"Allons," said I, and in a few minutes I was seated in the stage-box of the handsomest theatre in the world.
What strange events—what unexpected meetings and sudden separations are sailors liable to—what sudden transitions from grief to joy, from joy to grief, from want to affluence, from affluence to want! All this the history of my life, for the last six months, will fully illustrate.
Chapter XXVI
You will proceed in pleasure and in pride,
Beloved, and loving many; all is o'er
For me on earth, except some years to hide
My shame and sorrow deep in my heart's core.
Don Juan.
I paid little attention to the performance; for the moment I came to the house, my eyes were rivetted on an object from which I found it impossible to remove them. "It is," said I, "and yet it cannot be; and yet why should it not?" A young lady sat in one of the boxes; she was elegantly attired, and seemed to occupy the united attentions of many Frenchmen, who eagerly caught her smiles.
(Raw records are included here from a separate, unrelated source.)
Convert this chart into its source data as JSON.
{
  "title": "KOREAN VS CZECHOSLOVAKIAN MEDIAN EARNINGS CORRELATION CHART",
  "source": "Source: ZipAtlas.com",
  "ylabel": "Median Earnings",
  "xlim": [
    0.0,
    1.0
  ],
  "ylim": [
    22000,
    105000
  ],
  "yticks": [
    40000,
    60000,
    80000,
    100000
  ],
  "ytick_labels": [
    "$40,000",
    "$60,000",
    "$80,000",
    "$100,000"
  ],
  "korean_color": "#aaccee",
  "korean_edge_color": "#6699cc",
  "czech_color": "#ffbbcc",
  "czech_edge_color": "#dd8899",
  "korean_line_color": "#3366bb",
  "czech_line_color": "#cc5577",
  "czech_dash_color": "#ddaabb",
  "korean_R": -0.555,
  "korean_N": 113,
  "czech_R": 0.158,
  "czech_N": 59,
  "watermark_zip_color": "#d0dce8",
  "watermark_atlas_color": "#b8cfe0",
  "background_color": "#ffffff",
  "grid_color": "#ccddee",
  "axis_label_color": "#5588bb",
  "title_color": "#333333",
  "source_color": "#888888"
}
"Either that is Eugenia," thought I, "or I have fallen asleep in the ruins of St Jago, and am dreaming of her. That is Eugenia, or I am not Frank. It is her, or it is her ghost." Still I had not that moral certainty of the identity, as to enable me to go at once to her, and address her. Indeed, had I been certain, all things considered, the situation we were in would have rendered such a step highly improper.
"If that be Eugenia," thought I, again, "she has improved both in manner and person. She has a becoming embonpoint, and an air de bon societé which, when we parted, she had not."
The more intensely I gazed, the more convinced was I that I was right; the immovable devotion of my eyes attracted the attention of a French officer, who sat near me.
"C'est une jolie femme, n'est-ce pas, monsieur?"